Das Album handelt von Übertragung, Abstammung und Erbe. Es featuret große Namen der internationalen Musikwelt wie u.a. Will.i.am, die englische Rap-Queen Little Simz, den britischen Schauspieler und Sänger Idris Elba, „A Tribe Called Quest“-Gründungsmitglied Q-Tip sowie James BKS‘ leiblichen Vater, den kamerunischen Afro-Jazz-Superstar Manu Dibango.

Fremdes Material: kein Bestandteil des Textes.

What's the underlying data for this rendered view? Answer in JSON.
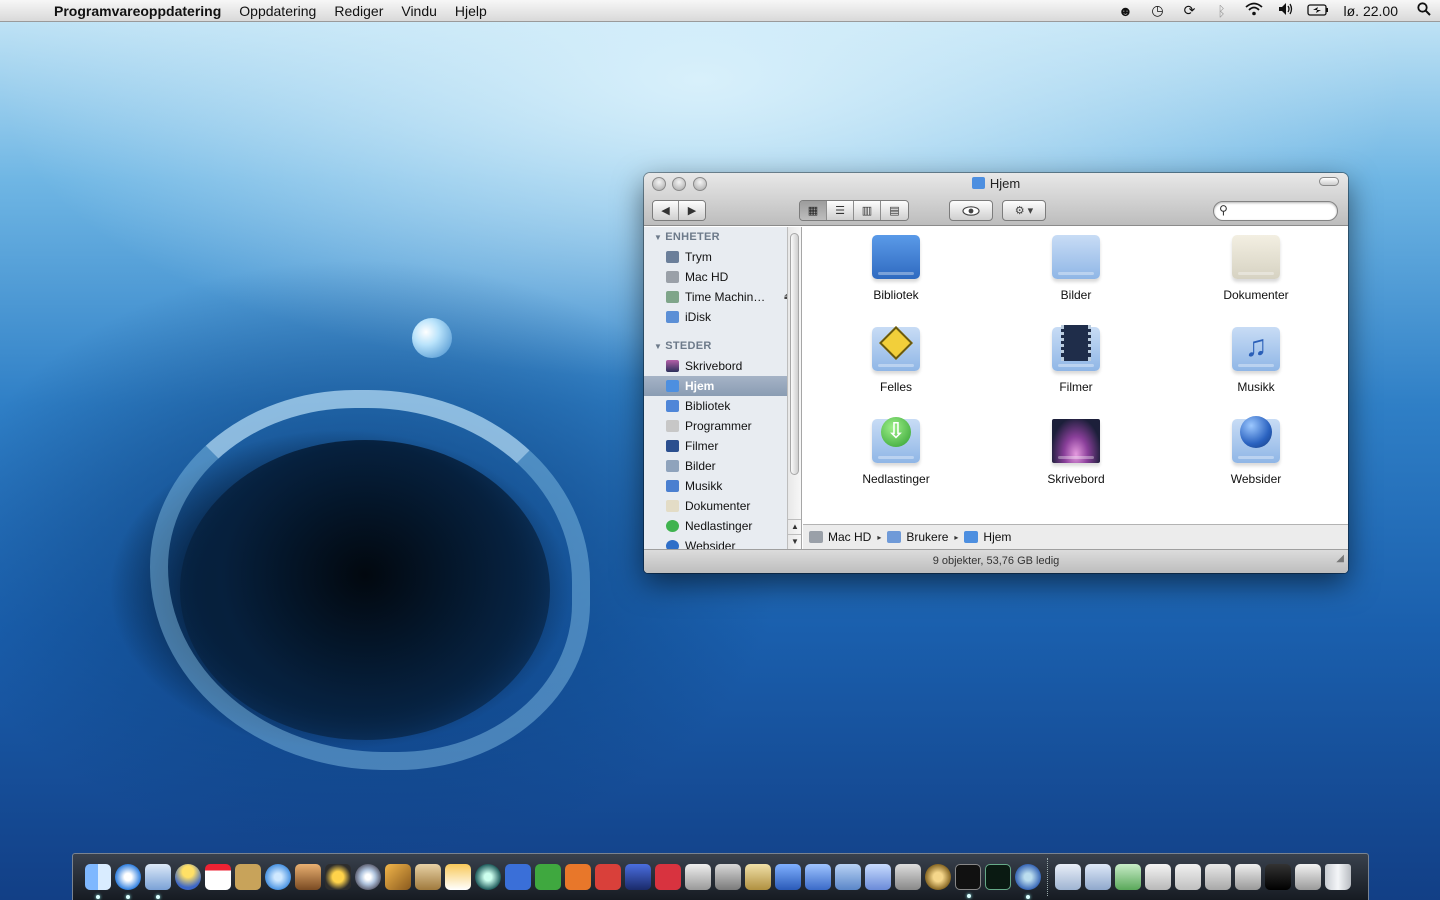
{
  "menubar": {
    "app_name": "Programvareoppdatering",
    "menus": [
      "Oppdatering",
      "Rediger",
      "Vindu",
      "Hjelp"
    ],
    "clock": "lø. 22.00"
  },
  "window": {
    "title": "Hjem",
    "search_placeholder": "",
    "sidebar": {
      "devices_heading": "ENHETER",
      "devices": [
        "Trym",
        "Mac HD",
        "Time Machin…",
        "iDisk"
      ],
      "places_heading": "STEDER",
      "places": [
        "Skrivebord",
        "Hjem",
        "Bibliotek",
        "Programmer",
        "Filmer",
        "Bilder",
        "Musikk",
        "Dokumenter",
        "Nedlastinger",
        "Websider"
      ],
      "selected": "Hjem"
    },
    "items": [
      "Bibliotek",
      "Bilder",
      "Dokumenter",
      "Felles",
      "Filmer",
      "Musikk",
      "Nedlastinger",
      "Skrivebord",
      "Websider"
    ],
    "path": [
      "Mac HD",
      "Brukere",
      "Hjem"
    ],
    "status": "9 objekter, 53,76 GB ledig"
  },
  "colors": {
    "folder_blue": "#8fb6e6",
    "selection": "#8a9cb3"
  }
}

Manu Dibango war es auch, der maßgeblichen Einfluss auf das Album nahm, lernte James seinen biologischen Vater doch erst im Erwachsenenalter durch Zufall auf der Musikmesse „Midem“ in Cannes kennen. Das Treffen veränderte James‘ Leben für immer und war der Beginn einer nachdenklichen Reise zu den eigenen Wurzeln. Das Albumcover ist eine Hommage an das Album „Wakafrika“ (1994) seines Vaters, der im März 2020 als weltweit erster prominenter Künstler nach einer Infektion mit dem damals neuartigen Coronavirus verstarb.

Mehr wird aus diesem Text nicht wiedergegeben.